Можно себе представить, что творилось с Беллонией, отец которой оплачивал этим священникам проповеди в монастыре и которая думала, что они будут принадлежать только ей! Деревенская невоспитанная девчонка, она принялась оскорблять одну монахиню за другой – сестру Габриеллу, по полдня сидевшую в исповедальне, сестру Марию Кончетту, завладевшую падре Аморе, сестру Челестину, млевшую при виде падре Чичеро. Словом, в монастыре свирепствовала ревность, боже упаси нас от этого. Тогда мать игуменья проявила власть, чтобы прекратить скандал. Никаких приезжих священников. Никаких внеочередных исповедей. Кому надо, могут исповедаться, как обычно, у дона Маттео Курчо, капеллана, все без исключения, начиная с Флаветты. Разговор окончен. А сестра Габриелла ничего не сказала, только вовсе перестала исповедоваться – ни у приезжих священников, ни у своего капеллана – целых две недели.

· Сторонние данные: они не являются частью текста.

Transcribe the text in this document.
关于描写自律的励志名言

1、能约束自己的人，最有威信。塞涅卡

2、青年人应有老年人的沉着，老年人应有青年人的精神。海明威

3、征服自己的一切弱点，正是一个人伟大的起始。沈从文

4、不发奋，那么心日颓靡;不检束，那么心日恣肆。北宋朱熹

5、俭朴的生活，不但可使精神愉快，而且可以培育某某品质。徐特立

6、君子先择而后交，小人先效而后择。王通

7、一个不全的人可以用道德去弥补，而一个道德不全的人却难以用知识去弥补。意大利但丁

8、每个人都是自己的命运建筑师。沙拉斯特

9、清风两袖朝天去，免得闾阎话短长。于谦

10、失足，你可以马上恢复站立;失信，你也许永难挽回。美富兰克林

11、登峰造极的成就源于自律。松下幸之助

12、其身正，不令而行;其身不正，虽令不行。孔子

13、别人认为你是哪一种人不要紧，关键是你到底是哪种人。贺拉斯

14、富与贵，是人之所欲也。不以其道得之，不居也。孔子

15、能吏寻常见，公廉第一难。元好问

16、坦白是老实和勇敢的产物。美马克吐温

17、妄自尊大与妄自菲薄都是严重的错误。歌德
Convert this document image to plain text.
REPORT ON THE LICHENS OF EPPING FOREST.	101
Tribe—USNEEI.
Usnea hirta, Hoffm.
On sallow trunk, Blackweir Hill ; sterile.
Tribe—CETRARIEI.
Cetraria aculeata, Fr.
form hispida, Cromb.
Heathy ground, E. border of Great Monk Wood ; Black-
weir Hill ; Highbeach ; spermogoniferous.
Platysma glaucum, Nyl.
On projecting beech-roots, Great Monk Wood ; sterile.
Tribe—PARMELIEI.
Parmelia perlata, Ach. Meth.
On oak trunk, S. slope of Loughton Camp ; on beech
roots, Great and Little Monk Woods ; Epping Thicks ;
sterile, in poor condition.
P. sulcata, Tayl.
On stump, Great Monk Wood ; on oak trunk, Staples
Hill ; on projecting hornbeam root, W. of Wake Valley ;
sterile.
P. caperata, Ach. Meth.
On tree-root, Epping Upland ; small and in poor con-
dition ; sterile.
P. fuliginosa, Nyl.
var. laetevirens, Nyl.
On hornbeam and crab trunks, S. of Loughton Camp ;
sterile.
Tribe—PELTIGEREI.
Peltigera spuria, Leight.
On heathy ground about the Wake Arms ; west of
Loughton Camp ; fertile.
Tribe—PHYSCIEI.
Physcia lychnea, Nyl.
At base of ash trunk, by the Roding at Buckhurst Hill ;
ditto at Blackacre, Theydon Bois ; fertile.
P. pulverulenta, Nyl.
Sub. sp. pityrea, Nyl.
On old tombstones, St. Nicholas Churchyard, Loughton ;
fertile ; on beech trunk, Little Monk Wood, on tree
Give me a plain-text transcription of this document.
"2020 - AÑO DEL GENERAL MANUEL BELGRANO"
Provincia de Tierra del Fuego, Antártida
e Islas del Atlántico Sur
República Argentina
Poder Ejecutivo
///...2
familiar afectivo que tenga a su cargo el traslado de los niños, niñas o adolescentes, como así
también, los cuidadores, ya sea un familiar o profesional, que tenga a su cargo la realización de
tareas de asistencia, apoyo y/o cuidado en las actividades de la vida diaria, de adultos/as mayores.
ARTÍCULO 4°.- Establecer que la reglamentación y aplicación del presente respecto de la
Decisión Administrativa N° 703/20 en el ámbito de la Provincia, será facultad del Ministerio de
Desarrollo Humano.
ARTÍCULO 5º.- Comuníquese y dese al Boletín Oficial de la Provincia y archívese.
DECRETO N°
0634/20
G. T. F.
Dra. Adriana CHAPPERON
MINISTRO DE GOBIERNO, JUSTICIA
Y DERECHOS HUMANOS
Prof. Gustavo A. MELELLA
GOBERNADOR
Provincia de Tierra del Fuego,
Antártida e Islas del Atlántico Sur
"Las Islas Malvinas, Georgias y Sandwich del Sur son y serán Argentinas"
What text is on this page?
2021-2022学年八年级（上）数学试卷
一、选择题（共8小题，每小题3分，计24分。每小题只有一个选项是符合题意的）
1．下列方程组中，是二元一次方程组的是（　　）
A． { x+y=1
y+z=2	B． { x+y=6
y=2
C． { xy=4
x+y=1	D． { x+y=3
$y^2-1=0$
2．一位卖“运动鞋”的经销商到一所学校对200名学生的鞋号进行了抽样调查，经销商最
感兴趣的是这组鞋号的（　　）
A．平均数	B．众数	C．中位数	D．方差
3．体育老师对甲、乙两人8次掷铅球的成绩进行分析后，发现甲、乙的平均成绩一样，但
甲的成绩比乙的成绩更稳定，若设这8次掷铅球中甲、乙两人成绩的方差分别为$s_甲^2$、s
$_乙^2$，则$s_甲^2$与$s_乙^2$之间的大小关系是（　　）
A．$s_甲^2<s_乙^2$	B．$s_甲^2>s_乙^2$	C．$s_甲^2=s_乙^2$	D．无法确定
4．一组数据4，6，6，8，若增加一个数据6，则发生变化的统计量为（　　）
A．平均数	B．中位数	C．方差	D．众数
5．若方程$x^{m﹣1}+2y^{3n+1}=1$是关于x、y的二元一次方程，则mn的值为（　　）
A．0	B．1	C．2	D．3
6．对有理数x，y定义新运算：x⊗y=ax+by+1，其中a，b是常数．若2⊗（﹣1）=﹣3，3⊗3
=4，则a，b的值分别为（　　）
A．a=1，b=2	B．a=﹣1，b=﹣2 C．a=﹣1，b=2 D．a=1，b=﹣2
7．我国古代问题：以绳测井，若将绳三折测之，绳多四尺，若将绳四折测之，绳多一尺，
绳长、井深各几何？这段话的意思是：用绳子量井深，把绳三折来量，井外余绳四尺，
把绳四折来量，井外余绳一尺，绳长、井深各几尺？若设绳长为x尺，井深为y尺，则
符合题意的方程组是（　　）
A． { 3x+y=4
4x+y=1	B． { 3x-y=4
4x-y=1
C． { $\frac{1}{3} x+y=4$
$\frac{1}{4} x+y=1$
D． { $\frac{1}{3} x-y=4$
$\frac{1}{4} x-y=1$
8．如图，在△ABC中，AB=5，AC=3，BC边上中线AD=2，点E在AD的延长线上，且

Тогда игуменья, желая показать, что не случайно она из рода Монджиферро, приказала:

– Сестра Габриелла, повелеваю вам повиноваться, отправляйтесь на исповедь к дону Маттео Курчо.

Сестра Габриелла исполнила повеление, явилась к исповеднику и с высокомерием, свойственным всем Флаветта, заявила:

– Я пришла по приказу матери игуменьи. Я перед вами.

И больше ничего. Бедный дон Маттео Курчо, человек добрейшей души, на этот раз не смог сдержать себя.

– Все синьоры монахини высокомерны, – сказал он, – но вы, ваша милость, самая высокомерная из всех.

Беллония, не в пример другим, не уступала: или приезжий священник, или больше никто. Пеку‑Пеку пришлось снова обрядиться в новый костюм и прийти уговаривать игуменью, но та стояла на своем:

– Теперь и воспитанницы начали требовать их? Только этого не хватало! А зачем я держу падре Курчо?

Пеку‑Пеку, которому было жаль потраченных на священников денег, не мог успокоиться.

– Вот так раз! Как будто у воспитанниц не может быть таких же тайных прегрешений, как у монахинь! Ведь я же в конце концов плачу!.. – Обиженный и недовольный, уходя, он не удержался: – Похоже, надо в рай попасть, чтобы к тебе отнеслись по‑человечески! Будь Беллония дочерью какого‑либудь нищего барона, ей бы тогда дали этого приезжего священника!

Беллония, однако, чтобы победить, решила сменить тактику. Можно сказать, сам дьявол во плоти, она принялась теперь изображать святую – впадала в экстаз каждые четверть часа, изводила себя слезами, стоило прикоснуться к ней, по два‑три раза в день требовала срочно вызвать дона Маттео Курчо в исповедальню, не то вот‑вот погибнет от прегрешений, а потом молола ему всякую чушь, отчего несчастный в конце концов терял терпение.

– Дочь моя, всему надо знать меру… Это старается дух‑искуситель. Что вы мне теперь скажете, послушаем!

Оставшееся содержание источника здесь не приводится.